In 1935 Einstein and two colleagues, Boris Podolsky and Nathan Rosen, proposed a thought experiment (subsequently known as the “epr paradox”) to probe whether the weird behaviour seen in entanglement implied that quantum mechanics was not a complete description of reality. Perhaps particles also carried with them hidden information, not described by quantum mechanics, about how they might behave during experiments or when they were measured. In 1964 John Stewart Bell, a physicist at cern, in Geneva, developed the epr paradox further and came up with testable predictions to determine whether or not the “hidden variables” really existed.
Almost a decade later, John Clauser built the first experiment to test Bell’s idea and his results agreed with the predictions of quantum mechanics and showed that Einstein’s hidden variables probably do not exist. The experiments left a few loopholes, however, which were closed in the early 1980s by Alain Aspect, then a graduate student at Paris-Sud University in Orsay, France. By fine-tuning and improving upon Dr Clauser’s experiments, Dr Aspect put the final nail in the coffin of Einstein’s hidden variables.
The third laureate, Anton Zeilinger of the University of Vienna, has spent decades looking for ways to put quantum entanglement to use. In 1997 he showed that it was possible to transfer information between particles, a process called “quantum teleportation”. He also demonstrated that two pairs of entangled particles can interact in interesting ways—bring together one particle from each entangled pair and the two remaining particles (which have never been in contact) will themsleves become entangled.
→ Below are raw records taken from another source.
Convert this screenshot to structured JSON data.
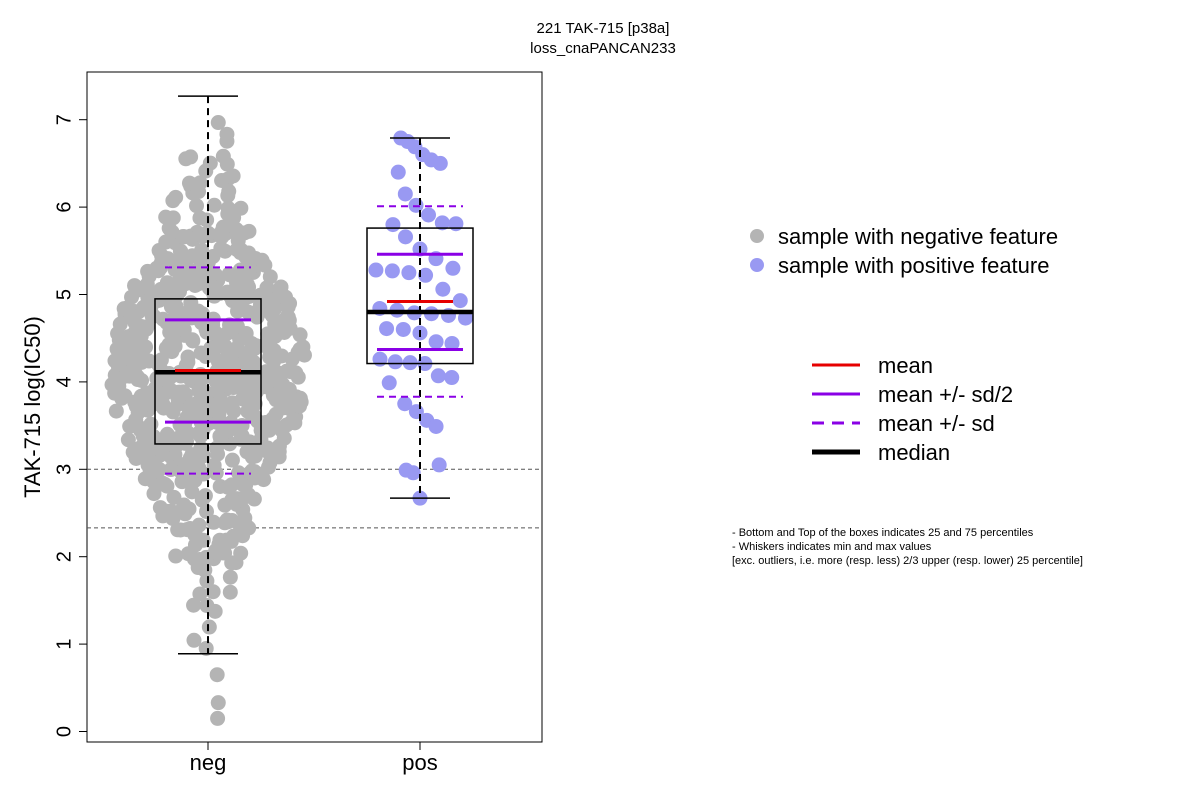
{
  "chart_data": {
    "type": "boxplot",
    "title": "221 TAK-715 [p38a]",
    "subtitle": "loss_cnaPANCAN233",
    "ylabel": "TAK-715 log(IC50)",
    "xlabel": "",
    "ylim": [
      -0.1,
      7.5
    ],
    "yticks": [
      0,
      1,
      2,
      3,
      4,
      5,
      6,
      7
    ],
    "categories": [
      "neg",
      "pos"
    ],
    "reference_lines": [
      3.0,
      2.33
    ],
    "groups": [
      {
        "name": "neg",
        "color": "#b4b4b4",
        "min": 0.89,
        "q1": 3.29,
        "median": 4.11,
        "q3": 4.95,
        "max": 7.27,
        "mean": 4.13,
        "mean_minus_half_sd": 3.54,
        "mean_plus_half_sd": 4.71,
        "mean_minus_sd": 2.95,
        "mean_plus_sd": 5.31,
        "n_points": 700,
        "outliers": [
          0.15,
          0.33,
          0.65
        ]
      },
      {
        "name": "pos",
        "color": "#9999f2",
        "min": 2.67,
        "q1": 4.21,
        "median": 4.8,
        "q3": 5.76,
        "max": 6.79,
        "mean": 4.92,
        "mean_minus_half_sd": 4.37,
        "mean_plus_half_sd": 5.46,
        "mean_minus_sd": 3.83,
        "mean_plus_sd": 6.01,
        "points": [
          6.79,
          6.75,
          6.69,
          6.6,
          6.54,
          6.5,
          6.4,
          6.15,
          6.02,
          5.91,
          5.82,
          5.81,
          5.8,
          5.66,
          5.52,
          5.41,
          5.3,
          5.28,
          5.27,
          5.25,
          5.22,
          5.06,
          4.93,
          4.84,
          4.82,
          4.79,
          4.78,
          4.76,
          4.73,
          4.61,
          4.6,
          4.56,
          4.46,
          4.44,
          4.26,
          4.23,
          4.22,
          4.21,
          4.07,
          4.05,
          3.99,
          3.75,
          3.66,
          3.56,
          3.49,
          3.05,
          2.99,
          2.96,
          2.67
        ]
      }
    ],
    "legend_points": [
      {
        "label": "sample with negative feature",
        "color": "#b4b4b4"
      },
      {
        "label": "sample with positive feature",
        "color": "#9999f2"
      }
    ],
    "legend_lines": [
      {
        "label": "mean",
        "color": "#e60000",
        "style": "solid"
      },
      {
        "label": "mean +/- sd/2",
        "color": "#8a00e6",
        "style": "solid"
      },
      {
        "label": "mean +/- sd",
        "color": "#8a00e6",
        "style": "dashed"
      },
      {
        "label": "median",
        "color": "#000000",
        "style": "thick"
      }
    ],
    "notes": [
      "- Bottom and Top of the boxes indicates 25 and 75 percentiles",
      "- Whiskers indicates min and max values",
      "[exc. outliers, i.e. more (resp. less) 2/3 upper (resp. lower) 25 percentile]"
    ]
  }
}
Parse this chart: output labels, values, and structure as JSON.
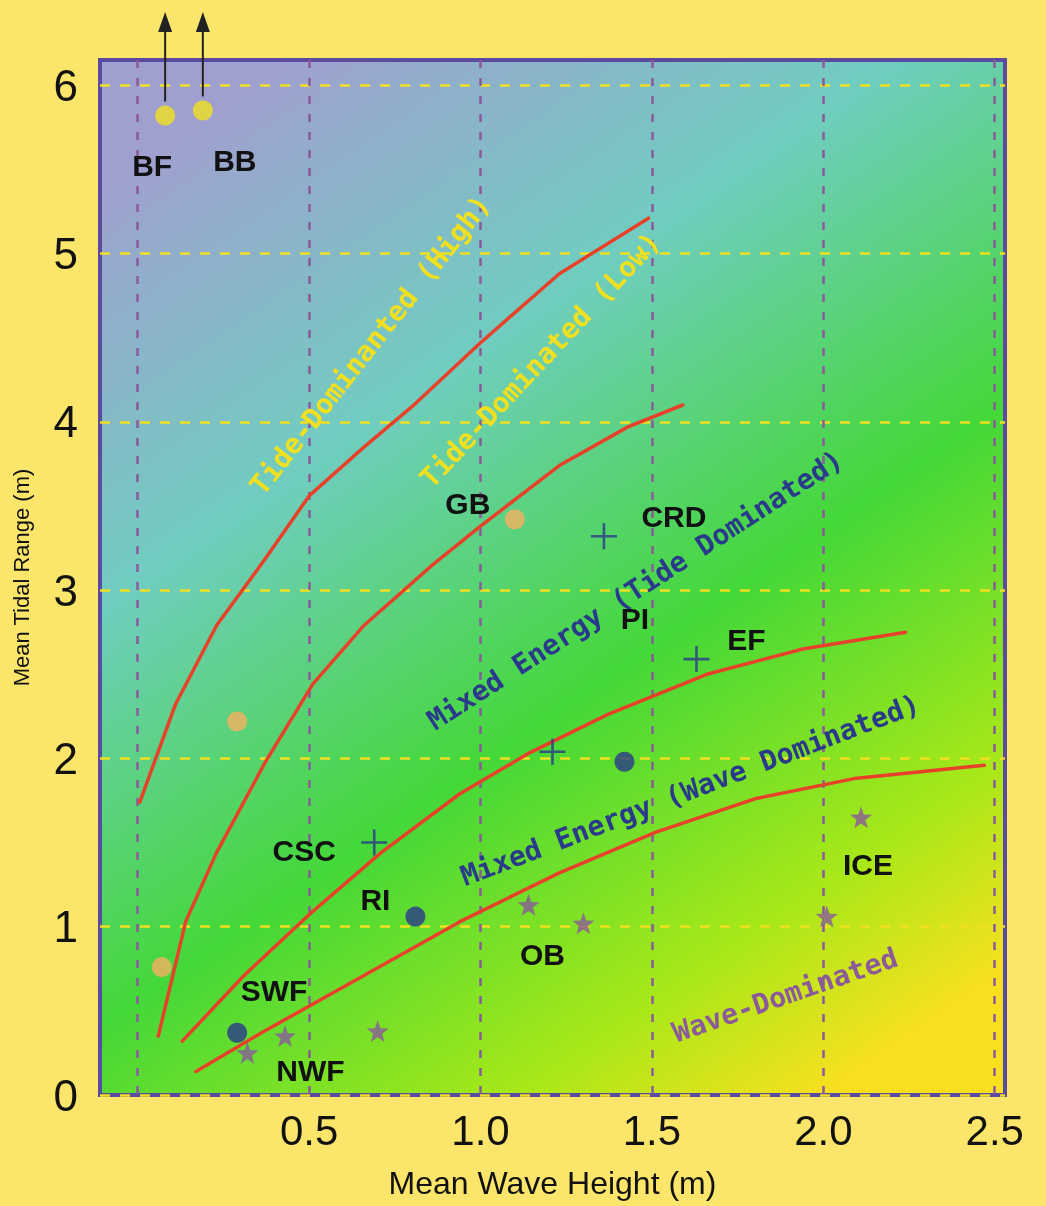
{
  "chart_data": {
    "type": "scatter",
    "xlabel": "Mean Wave Height (m)",
    "ylabel": "Mean Tidal Range (m)",
    "xlim": [
      -0.11,
      2.53
    ],
    "ylim": [
      0,
      6.15
    ],
    "xticks": [
      {
        "value": 0,
        "label": null
      },
      {
        "value": 0.5,
        "label": "0.5"
      },
      {
        "value": 1,
        "label": "1.0"
      },
      {
        "value": 1.5,
        "label": "1.5"
      },
      {
        "value": 2,
        "label": "2.0"
      },
      {
        "value": 2.5,
        "label": "2.5"
      }
    ],
    "yticks": [
      0,
      1,
      2,
      3,
      4,
      5,
      6
    ],
    "grid": true,
    "series": [
      {
        "type": "line",
        "marker": "none",
        "line_style": "solid",
        "color": "#e8412a",
        "x": [
          0.006,
          0.11,
          0.23,
          0.37,
          0.5,
          0.66,
          0.8,
          1.0,
          1.23,
          1.49
        ],
        "values": [
          1.74,
          2.32,
          2.79,
          3.18,
          3.56,
          3.85,
          4.09,
          4.47,
          4.88,
          5.21
        ]
      },
      {
        "type": "line",
        "marker": "none",
        "line_style": "solid",
        "color": "#e8412a",
        "x": [
          0.06,
          0.14,
          0.23,
          0.37,
          0.51,
          0.66,
          0.86,
          1.0,
          1.23,
          1.43,
          1.59
        ],
        "values": [
          0.35,
          1.03,
          1.44,
          1.97,
          2.44,
          2.79,
          3.15,
          3.38,
          3.74,
          3.97,
          4.1
        ]
      },
      {
        "type": "line",
        "marker": "none",
        "line_style": "solid",
        "color": "#e8412a",
        "x": [
          0.13,
          0.31,
          0.51,
          0.71,
          0.94,
          1.14,
          1.37,
          1.66,
          1.94,
          2.24
        ],
        "values": [
          0.32,
          0.71,
          1.09,
          1.44,
          1.79,
          2.03,
          2.26,
          2.5,
          2.65,
          2.75
        ]
      },
      {
        "type": "line",
        "marker": "none",
        "line_style": "solid",
        "color": "#e8412a",
        "x": [
          0.17,
          0.37,
          0.66,
          0.94,
          1.23,
          1.51,
          1.8,
          2.09,
          2.47
        ],
        "values": [
          0.14,
          0.38,
          0.71,
          1.03,
          1.32,
          1.56,
          1.76,
          1.88,
          1.96
        ]
      },
      {
        "marker": "circle",
        "color": "#f5b060",
        "x": [
          0.07,
          0.29,
          1.1
        ],
        "values": [
          0.76,
          2.22,
          3.42
        ]
      },
      {
        "marker": "circle",
        "color": "#f0e020",
        "x": [
          0.08,
          0.19
        ],
        "values": [
          5.82,
          5.85
        ]
      },
      {
        "marker": "cross",
        "color": "#2a3a8a",
        "x": [
          1.36,
          1.63,
          1.21,
          0.69
        ],
        "values": [
          3.32,
          2.59,
          2.04,
          1.5
        ]
      },
      {
        "marker": "circle",
        "color": "#2a3a8a",
        "x": [
          1.42,
          0.81,
          0.29
        ],
        "values": [
          1.98,
          1.06,
          0.37
        ]
      },
      {
        "marker": "star",
        "color": "#8a5a9a",
        "x": [
          2.11,
          2.01,
          1.3,
          1.14,
          0.7,
          0.43,
          0.32
        ],
        "values": [
          1.65,
          1.06,
          1.02,
          1.13,
          0.38,
          0.35,
          0.25
        ]
      }
    ],
    "annotations": [
      "Tide-Dominanted (High)",
      "Tide-Dominated (Low)",
      "Mixed Energy (Tide Dominated)",
      "Mixed Energy (Wave Dominated)",
      "Wave-Dominated",
      {
        "text": "BF",
        "x": 0.08,
        "y": 5.82
      },
      {
        "text": "BB",
        "x": 0.19,
        "y": 5.85
      },
      {
        "text": "GB",
        "x": 1.1,
        "y": 3.42
      },
      {
        "text": "CRD",
        "x": 1.36,
        "y": 3.32
      },
      "PI",
      {
        "text": "EF",
        "x": 1.63,
        "y": 2.59
      },
      {
        "text": "CSC",
        "x": 0.69,
        "y": 1.5
      },
      {
        "text": "RI",
        "x": 0.81,
        "y": 1.06
      },
      {
        "text": "OB",
        "x": 1.14,
        "y": 1.13
      },
      {
        "text": "SWF",
        "x": 0.29,
        "y": 0.37
      },
      {
        "text": "NWF",
        "x": 0.32,
        "y": 0.25
      },
      {
        "text": "ICE",
        "x": 2.11,
        "y": 1.65
      }
    ]
  }
}
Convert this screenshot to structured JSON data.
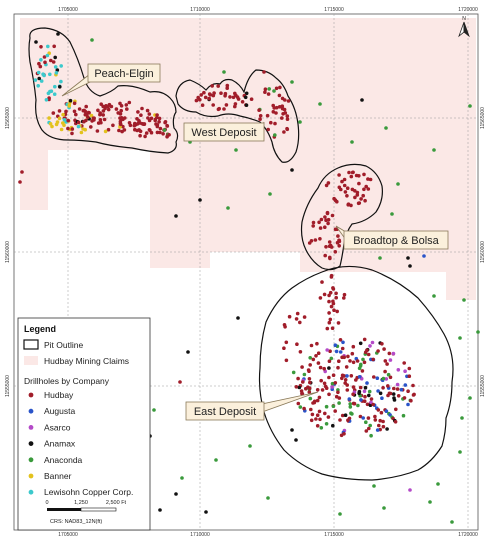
{
  "map": {
    "grid_x_labels": [
      "1705000",
      "1710000",
      "1715000",
      "1720000"
    ],
    "grid_y_labels": [
      "11565000",
      "11560000",
      "11555000"
    ],
    "callouts": [
      "Peach-Elgin",
      "West Deposit",
      "Broadtop & Bolsa",
      "East Deposit"
    ],
    "north_arrow": "N",
    "colors": {
      "claims_fill": "#fbe8e6",
      "pit_outline": "#111111",
      "hudbay": "#a11d2a",
      "augusta": "#2a54c9",
      "asarco": "#b44ac8",
      "anamax": "#111111",
      "anaconda": "#3a9a3c",
      "banner": "#e3c21d",
      "lewisohn": "#3cc9cc"
    }
  },
  "legend": {
    "title": "Legend",
    "pit_outline_label": "Pit Outline",
    "claims_label": "Hudbay Mining Claims",
    "drillholes_title": "Drillholes by Company",
    "companies": [
      "Hudbay",
      "Augusta",
      "Asarco",
      "Anamax",
      "Anaconda",
      "Banner",
      "Lewisohn Copper Corp."
    ],
    "scale_ticks": [
      "0",
      "1,250",
      "2,500 Ft"
    ],
    "crs": "CRS: NAD83_12N(ft)"
  }
}
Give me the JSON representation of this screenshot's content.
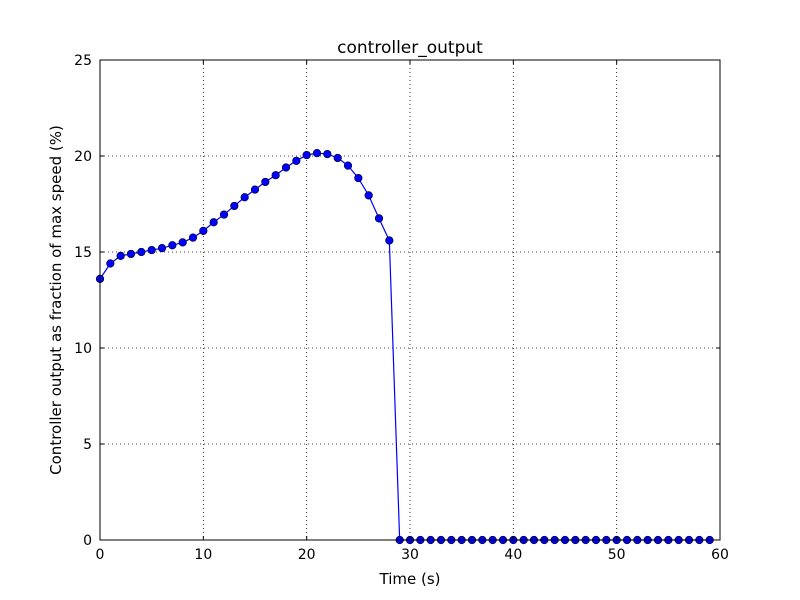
{
  "chart_data": {
    "type": "line",
    "title": "controller_output",
    "xlabel": "Time (s)",
    "ylabel": "Controller output as fraction of max speed (%)",
    "xlim": [
      0,
      60
    ],
    "ylim": [
      0,
      25
    ],
    "xticks": [
      0,
      10,
      20,
      30,
      40,
      50,
      60
    ],
    "yticks": [
      0,
      5,
      10,
      15,
      20,
      25
    ],
    "grid": true,
    "series": [
      {
        "color": "#0000ff",
        "marker": "circle",
        "x": [
          0,
          1,
          2,
          3,
          4,
          5,
          6,
          7,
          8,
          9,
          10,
          11,
          12,
          13,
          14,
          15,
          16,
          17,
          18,
          19,
          20,
          21,
          22,
          23,
          24,
          25,
          26,
          27,
          28,
          29,
          30,
          31,
          32,
          33,
          34,
          35,
          36,
          37,
          38,
          39,
          40,
          41,
          42,
          43,
          44,
          45,
          46,
          47,
          48,
          49,
          50,
          51,
          52,
          53,
          54,
          55,
          56,
          57,
          58,
          59
        ],
        "y": [
          13.6,
          14.4,
          14.8,
          14.9,
          15.0,
          15.1,
          15.2,
          15.35,
          15.5,
          15.75,
          16.1,
          16.55,
          16.95,
          17.4,
          17.85,
          18.25,
          18.65,
          19.0,
          19.4,
          19.75,
          20.05,
          20.15,
          20.1,
          19.9,
          19.5,
          18.85,
          17.95,
          16.75,
          15.6,
          0,
          0,
          0,
          0,
          0,
          0,
          0,
          0,
          0,
          0,
          0,
          0,
          0,
          0,
          0,
          0,
          0,
          0,
          0,
          0,
          0,
          0,
          0,
          0,
          0,
          0,
          0,
          0,
          0,
          0,
          0
        ]
      }
    ]
  }
}
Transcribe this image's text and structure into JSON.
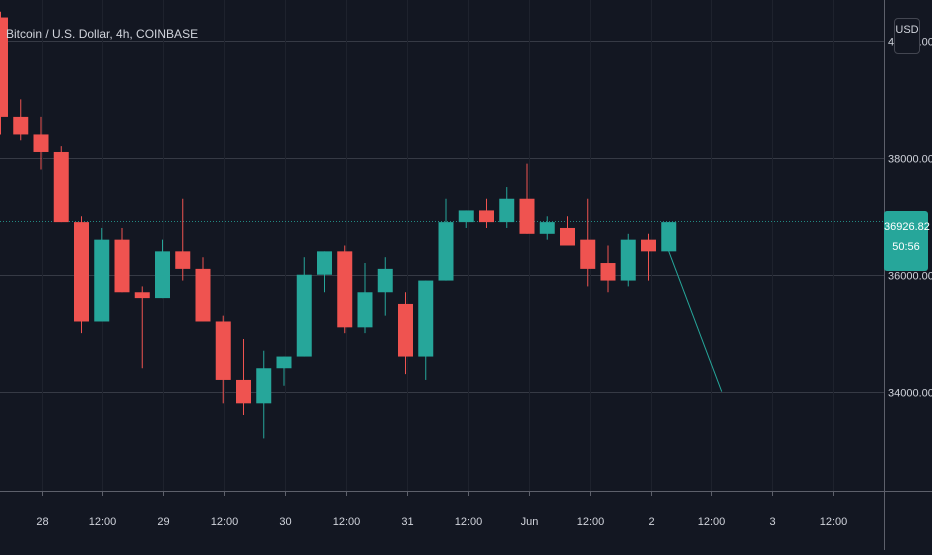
{
  "chart_data": {
    "type": "candlestick",
    "title": "Bitcoin / U.S. Dollar, 4h, COINBASE",
    "currency_label": "USD",
    "y_tick_labels": [
      "40000.00",
      "38000.00",
      "36000.00",
      "34000.00"
    ],
    "y_ticks": [
      40000,
      38000,
      36000,
      34000
    ],
    "x_tick_labels": [
      "28",
      "12:00",
      "29",
      "12:00",
      "30",
      "12:00",
      "31",
      "12:00",
      "Jun",
      "12:00",
      "2",
      "12:00",
      "3",
      "12:00"
    ],
    "last_price": "36926.82",
    "countdown": "50:56",
    "colors": {
      "up": "#26a69a",
      "down": "#ef5350",
      "background": "#131722",
      "grid": "#2a2e39",
      "text": "#d1d4dc",
      "drawing_line": "#26a69a"
    },
    "candles": [
      {
        "o": 40400,
        "h": 40500,
        "l": 38400,
        "c": 38700
      },
      {
        "o": 38700,
        "h": 39000,
        "l": 38300,
        "c": 38400
      },
      {
        "o": 38400,
        "h": 38700,
        "l": 37800,
        "c": 38100
      },
      {
        "o": 38100,
        "h": 38200,
        "l": 36900,
        "c": 36900
      },
      {
        "o": 36900,
        "h": 37000,
        "l": 35000,
        "c": 35200
      },
      {
        "o": 35200,
        "h": 36800,
        "l": 35200,
        "c": 36600
      },
      {
        "o": 36600,
        "h": 36800,
        "l": 35700,
        "c": 35700
      },
      {
        "o": 35700,
        "h": 35800,
        "l": 34400,
        "c": 35600
      },
      {
        "o": 35600,
        "h": 36600,
        "l": 35600,
        "c": 36400
      },
      {
        "o": 36400,
        "h": 37300,
        "l": 35900,
        "c": 36100
      },
      {
        "o": 36100,
        "h": 36300,
        "l": 35200,
        "c": 35200
      },
      {
        "o": 35200,
        "h": 35300,
        "l": 33800,
        "c": 34200
      },
      {
        "o": 34200,
        "h": 34900,
        "l": 33600,
        "c": 33800
      },
      {
        "o": 33800,
        "h": 34700,
        "l": 33200,
        "c": 34400
      },
      {
        "o": 34400,
        "h": 34600,
        "l": 34100,
        "c": 34600
      },
      {
        "o": 34600,
        "h": 36300,
        "l": 34600,
        "c": 36000
      },
      {
        "o": 36000,
        "h": 36400,
        "l": 35700,
        "c": 36400
      },
      {
        "o": 36400,
        "h": 36500,
        "l": 35000,
        "c": 35100
      },
      {
        "o": 35100,
        "h": 36200,
        "l": 35000,
        "c": 35700
      },
      {
        "o": 35700,
        "h": 36300,
        "l": 35300,
        "c": 36100
      },
      {
        "o": 35500,
        "h": 35700,
        "l": 34300,
        "c": 34600
      },
      {
        "o": 34600,
        "h": 35900,
        "l": 34200,
        "c": 35900
      },
      {
        "o": 35900,
        "h": 37300,
        "l": 35900,
        "c": 36900
      },
      {
        "o": 36900,
        "h": 37100,
        "l": 36800,
        "c": 37100
      },
      {
        "o": 37100,
        "h": 37300,
        "l": 36800,
        "c": 36900
      },
      {
        "o": 36900,
        "h": 37500,
        "l": 36800,
        "c": 37300
      },
      {
        "o": 37300,
        "h": 37900,
        "l": 36700,
        "c": 36700
      },
      {
        "o": 36700,
        "h": 37000,
        "l": 36600,
        "c": 36900
      },
      {
        "o": 36800,
        "h": 37000,
        "l": 36500,
        "c": 36500
      },
      {
        "o": 36600,
        "h": 37300,
        "l": 35800,
        "c": 36100
      },
      {
        "o": 36200,
        "h": 36500,
        "l": 35700,
        "c": 35900
      },
      {
        "o": 35900,
        "h": 36700,
        "l": 35800,
        "c": 36600
      },
      {
        "o": 36600,
        "h": 36700,
        "l": 35900,
        "c": 36400
      },
      {
        "o": 36400,
        "h": 36900,
        "l": 36400,
        "c": 36900
      }
    ],
    "projection_line": {
      "from": 36400,
      "to": 34000
    },
    "ylim": [
      32300,
      40700
    ],
    "grid": true
  }
}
Manipulating the quantum states of systems of entangled particles has become the basis of technologies such as quantum computing and quantum encryption. Building on the work of this year’s physics laureates, signals composed of entangled photons (particles of light) have been sent through optical fibres several kilometres long and even been transmitted between the ground and a satellite orbiting hundreds of kilometres above Earth.
“Quantum information science is a vibrant and rapidly developing field, it has broad and potential implications in areas such as secure information transfer, quantum computing and sensing technology,” said Eva Olsson, a member of the physics-prize awarding committee of Sweden’s Royal Academy of Science. “Its predictions have opened doors to another world.”
Speaking after the announcement was made, Dr Zeilinger said that he had been surprised to receive the call from the academy an hour earlier. “I’m still kind of shocked,” he said, “but it’s a very positive shock.”